Sep. 9, 2009 (Business Wire) -- Hecla Mining Company (NYSE:HL) is pleased to announce improved operating performance, increased exploration spending and an update on the development plans for the Lucky Friday mine.
Hecla’s operations continue to show marked improvement as a result of previously implemented plans which focused on lowering cash costs through cost-cutting and optimization programs. Increased production volumes, improved grade control measures and greater availability of hydroelectric power at the Green Creek mine have led to lower operating costs in 2009 compared with 2008. Prices for by-product base metals have also rebounded sharply since early June which helps to reduce operating costs at both the Greens Creek and Lucky Friday mines.
As a result of these programs and improved business conditions, Hecla is revising anticipated full year 2009 silver production to 10.5 to 11 million ounces from 10 to 11 million ounces. The estimate of cash cost per ounce of silver has been reduced by a third to less than $3.00 per ounce of silver from the previously announced estimate of $4.50 per ounce.
Hecla Mining Company President and Chief Executive Officer Phillips S. Baker, Jr., said, “If prices for metals remain at their current levels we should generate substantially more operating cash flow this year than anytime in Hecla’s hundred year history. Second quarter cash flow was $20 million and, importantly, compares favorably with our competitors who produced more silver but at higher operating costs thereby providing less operating margin.”

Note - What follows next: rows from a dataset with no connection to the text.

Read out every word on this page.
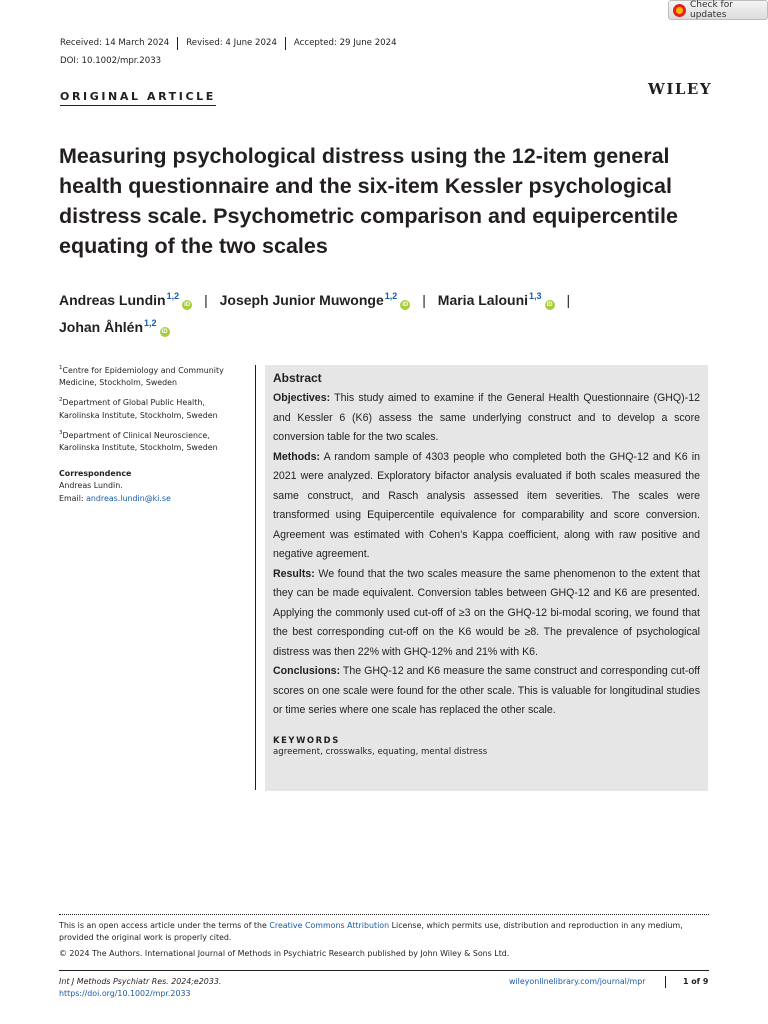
Check for updates
Received: 14 March 2024	Revised: 4 June 2024	Accepted: 29 June 2024
DOI: 10.1002/mpr.2033
ORIGINAL ARTICLE	WILEY
Measuring psychological distress using the 12-item general health questionnaire and the six-item Kessler psychological distress scale. Psychometric comparison and equipercentile equating of the two scales
Andreas Lundin$^{1,2}$iD | Joseph Junior Muwonge$^{1,2}$iD | Maria Lalouni$^{1,3}$iD |
Johan Åhlén$^{1,2}$iD
$^1$Centre for Epidemiology and Community Medicine, Stockholm, Sweden
$^2$Department of Global Public Health, Karolinska Institute, Stockholm, Sweden
$^3$Department of Clinical Neuroscience, Karolinska Institute, Stockholm, Sweden
Correspondence
Andreas Lundin.
Email: andreas.lundin@ki.se
Abstract

Objectives: This study aimed to examine if the General Health Questionnaire (GHQ)-12 and Kessler 6 (K6) assess the same underlying construct and to develop a score conversion table for the two scales.

Methods: A random sample of 4303 people who completed both the GHQ-12 and K6 in 2021 were analyzed. Exploratory bifactor analysis evaluated if both scales measured the same construct, and Rasch analysis assessed item severities. The scales were transformed using Equipercentile equivalence for comparability and score conversion. Agreement was estimated with Cohen's Kappa coefficient, along with raw positive and negative agreement.

Results: We found that the two scales measure the same phenomenon to the extent that they can be made equivalent. Conversion tables between GHQ-12 and K6 are presented. Applying the commonly used cut-off of ≥3 on the GHQ-12 bi-modal scoring, we found that the best corresponding cut-off on the K6 would be ≥8. The prevalence of psychological distress was then 22% with GHQ-12% and 21% with K6.

Conclusions: The GHQ-12 and K6 measure the same construct and corresponding cut-off scores on one scale were found for the other scale. This is valuable for longitudinal studies or time series where one scale has replaced the other scale.

KEYWORDS
agreement, crosswalks, equating, mental distress
This is an open access article under the terms of the Creative Commons Attribution License, which permits use, distribution and reproduction in any medium, provided the original work is properly cited.
© 2024 The Authors. International Journal of Methods in Psychiatric Research published by John Wiley & Sons Ltd.
Int J Methods Psychiatr Res. 2024;e2033.
https://doi.org/10.1002/mpr.2033
wileyonlinelibrary.com/journal/mpr	1 of 9
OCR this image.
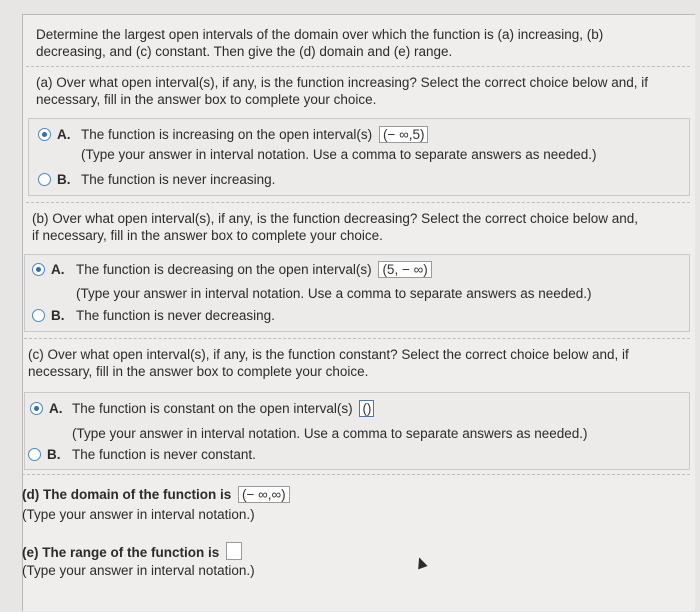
Determine the largest open intervals of the domain over which the function is (a) increasing, (b)
decreasing, and (c) constant. Then give the (d) domain and (e) range.
(a) Over what open interval(s), if any, is the function increasing? Select the correct choice below and, if
necessary, fill in the answer box to complete your choice.
A. The function is increasing on the open interval(s) (− ∞,5)
(Type your answer in interval notation. Use a comma to separate answers as needed.)
B. The function is never increasing.
(b) Over what open interval(s), if any, is the function decreasing? Select the correct choice below and,
if necessary, fill in the answer box to complete your choice.
A. The function is decreasing on the open interval(s) (5, − ∞)
(Type your answer in interval notation. Use a comma to separate answers as needed.)
B. The function is never decreasing.
(c) Over what open interval(s), if any, is the function constant? Select the correct choice below and, if
necessary, fill in the answer box to complete your choice.
A. The function is constant on the open interval(s) ()
(Type your answer in interval notation. Use a comma to separate answers as needed.)
B. The function is never constant.
(d) The domain of the function is (− ∞,∞)
(Type your answer in interval notation.)
(e) The range of the function is
(Type your answer in interval notation.)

Baker continued, “Our people have done an excellent job of managing the operations. At Greens Creek we lowered operating costs by increasing throughput while the ore grade at the Lucky Friday mine has improved approximately 10% as a result of grade control measures. In addition, we have also benefited from higher by-product metal prices. I am excited that we have announced a second reduction in our cost guidance and I am confident that we should have full-year cash costs below $3.00 per ounce. These are important achievements and I believe that the location of our mines in the U.S., Hecla’s leverage to a rising silver price and the cash flow generation that we are seeing today makes Hecla an attractive investment.”
EXPLORATION
As part of Hecla’s commitment to grow its production and reserves in its four district-controlling land packages, Hecla has expanded planned exploration expenditures almost 40% to $9.5 million for the year with $7 million being spent in the second half of 2009.
Surface drilling is already underway on the Northeast Contact target at the Greens Creek mine, on the Vindicator property east of the Lucky Friday mine and on the Bulldog vein which is part of the San Juan joint venture in Colorado where Hecla owns a 70% interest.